What effect on pelvic floor health does early return to exercise have after having a baby?
There has been a lack of research and evidence backed information about the safe return to exercise after having a baby. A recent research paper hot off the press this month (May 4, 2020) studied the long term impacts of returning to exercise in the first 6 weeks after birth. The physiotherapy researchers looked at the impacts of early exercise on urinary incontinence and prolapse in new mums 12 months after.
So, does return to exercise in the first 6 weeks of labour have any negative impacts on the pelvic floor 12 months on?
Here were the study’s findings:
- The exercising group undertook low impact exercise 3 times per week for 30 minutes (such as walking and swimming)
- The non-exercising group did just that!
- The strength and endurance of the pelvic floor muscles was no different in the 2 groups of women when tested at 12 months.
- The reported symptoms of urinary incontinence and prolapse were the same between the 2 groups at 12 months. So, this very early return to low impact exercise did not increase the incidence of incontinence or prolapse at all.
- The mums who did report issues with incontinence and prolapse at 12 months were overweight or were workers in physically strenuous occupations involving lifting and manual labour.
So, what tips can we take home from this study?
Tip 1. New mums should be encouraged to start general exercise within 6 weeks of giving birth. The importance in the physical and mental wellbeing benefits for new mothers of regular exercise at this time cannot be underestimated.

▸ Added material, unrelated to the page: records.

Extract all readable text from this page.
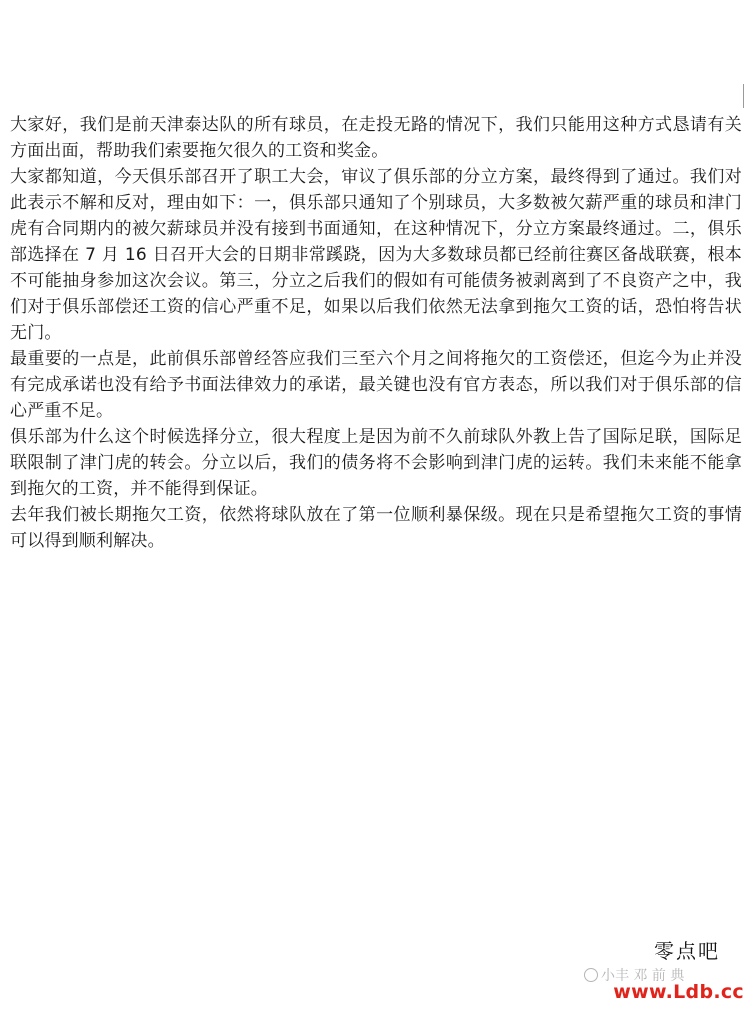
大家好，我们是前天津泰达队的所有球员，在走投无路的情况下，我们只能用这种方式恳请有关方面出面，帮助我们索要拖欠很久的工资和奖金。

大家都知道，今天俱乐部召开了职工大会，审议了俱乐部的分立方案，最终得到了通过。我们对此表示不解和反对，理由如下：一，俱乐部只通知了个别球员，大多数被欠薪严重的球员和津门虎有合同期内的被欠薪球员并没有接到书面通知，在这种情况下，分立方案最终通过。二，俱乐部选择在 7 月 16 日召开大会的日期非常蹊跷，因为大多数球员都已经前往赛区备战联赛，根本不可能抽身参加这次会议。第三，分立之后我们的假如有可能债务被剥离到了不良资产之中，我们对于俱乐部偿还工资的信心严重不足，如果以后我们依然无法拿到拖欠工资的话，恐怕将告状无门。

最重要的一点是，此前俱乐部曾经答应我们三至六个月之间将拖欠的工资偿还，但迄今为止并没有完成承诺也没有给予书面法律效力的承诺，最关键也没有官方表态，所以我们对于俱乐部的信心严重不足。

俱乐部为什么这个时候选择分立，很大程度上是因为前不久前球队外教上告了国际足联，国际足联限制了津门虎的转会。分立以后，我们的债务将不会影响到津门虎的运转。我们未来能不能拿到拖欠的工资，并不能得到保证。

去年我们被长期拖欠工资，依然将球队放在了第一位顺利暴保级。现在只是希望拖欠工资的事情可以得到顺利解决。

零点吧
小丰 邓 前 典
www.Ldb.cc
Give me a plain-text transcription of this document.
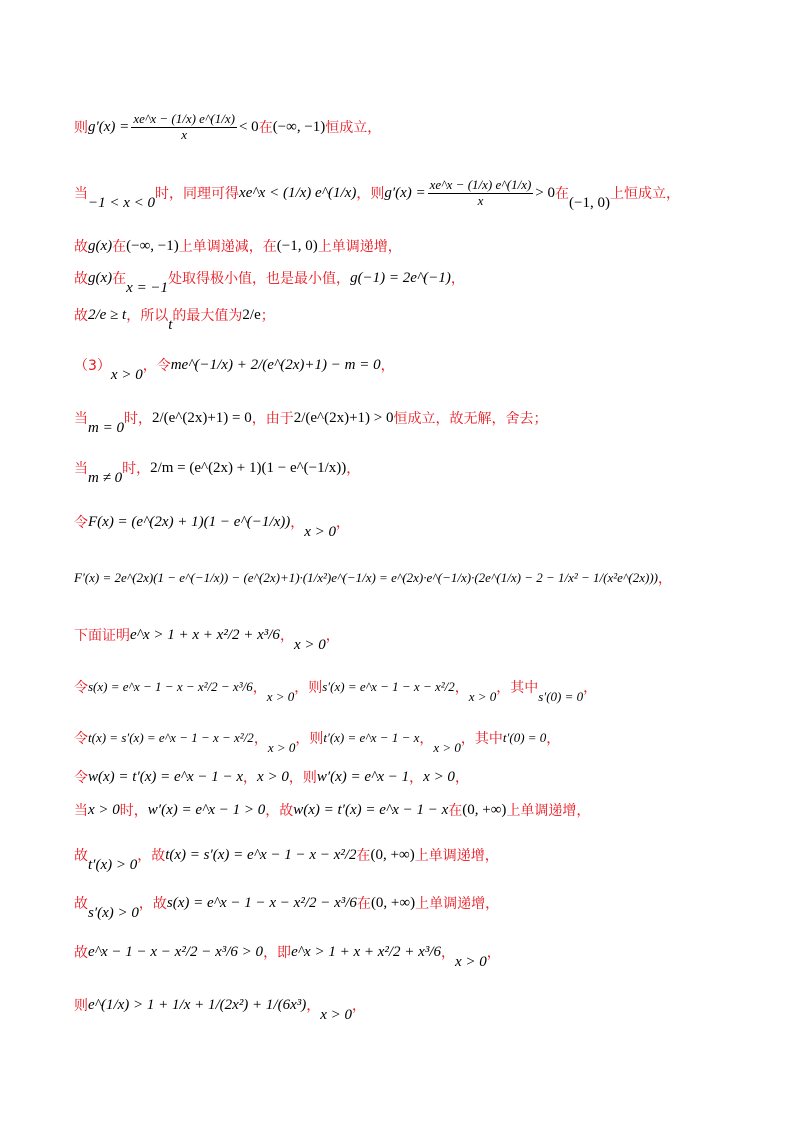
则 $g'(x) = \frac{xe\^{}x - (1/x) e\^{}(1/x)}{x} < 0$ 在 (−∞, −1) 恒成立，
当
−1 < x < 0
时，同理可得 xe^x < (1/x) e^(1/x) ，则 $g'(x) = \frac{xe\^{}x - (1/x) e\^{}(1/x)}{x} > 0$ 在
(−1, 0)
上恒成立，
故 g(x) 在 (−∞, −1) 上单调递减，在 (−1, 0) 上单调递增，
故 g(x) 在
x = −1
处取得极小值，也是最小值， g(−1) = 2e^(−1) ，
故 2/e ≥ t ，所以
t
的最大值为 2/e ；
（3）
x > 0
，令 me^(−1/x) + 2/(e^(2x)+1) − m = 0 ，
当
m = 0
时， 2/(e^(2x)+1) = 0 ，由于 2/(e^(2x)+1) > 0 恒成立，故无解，舍去；
当
m ≠ 0
时， 2/m = (e^(2x) + 1)(1 − e^(−1/x)) ，
令 F(x) = (e^(2x) + 1)(1 − e^(−1/x)) ，
x > 0
，
F′(x) = 2e^(2x)(1 − e^(−1/x)) − (e^(2x)+1)·(1/x²)e^(−1/x) = e^(2x)·e^(−1/x)·(2e^(1/x) − 2 − 1/x² − 1/(x²e^(2x))) ，
下面证明 e^x > 1 + x + x²/2 + x³/6 ，
x > 0
，
令 s(x) = e^x − 1 − x − x²/2 − x³/6 ，
x > 0
，则 s′(x) = e^x − 1 − x − x²/2 ，
x > 0
，其中
s′(0) = 0
，
令 t(x) = s′(x) = e^x − 1 − x − x²/2 ，
x > 0
，则 t′(x) = e^x − 1 − x ，
x > 0
，其中 t′(0) = 0 ，
令 w(x) = t′(x) = e^x − 1 − x ， x > 0 ，则 w′(x) = e^x − 1 ， x > 0 ，
当 x > 0 时， w′(x) = e^x − 1 > 0 ，故 w(x) = t′(x) = e^x − 1 − x 在 (0, +∞) 上单调递增，
故
t′(x) > 0
，故 t(x) = s′(x) = e^x − 1 − x − x²/2 在 (0, +∞) 上单调递增，
故
s′(x) > 0
，故 s(x) = e^x − 1 − x − x²/2 − x³/6 在 (0, +∞) 上单调递增，
故 e^x − 1 − x − x²/2 − x³/6 > 0 ，即 e^x > 1 + x + x²/2 + x³/6 ，
x > 0
，
则 e^(1/x) > 1 + 1/x + 1/(2x²) + 1/(6x³) ，
x > 0
，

Tip 2. Exercise in the first 6 weeks should be low impact to not overload the pelvis and pelvic floor muscles after labour. This would include walking and swimming, or gentle mat based exercise.
Tip 3. There is no magical return to exercise guide for a new mum after this first 6 weeks. Each woman is different. Pelvic floor assessment for pelvic floor muscle strength, endurance and prolapse is encouraged for each woman. This, with added consideration of her labour, baby’s weight, her pre-natal fitness, hormonal situation, body type will allow for a safe and pelvic floor appropriate return to exercise of higher impact or load.
Tip 4. If a new mum is overweight or has had a strenuous occupation or activity level in the past, she has a higher chance of urinary incontinence or prolapse. Return to exercise after the initial 6 weeks may need to be adapted and risk factors modified. Again, this is unique to each new mum and a women’s health physiotherapist is the best health professional to guide these mums back to their exercise goals.
So new mums, start your gentle walks, or mat based exercise when you feel ready. But don't feel the pressure, go when you are ready! Finally, do make sure your women's health physio has assessed your pelvis and pelvic floor after this 6 weeks to safely guide you to through the next phases of exercise.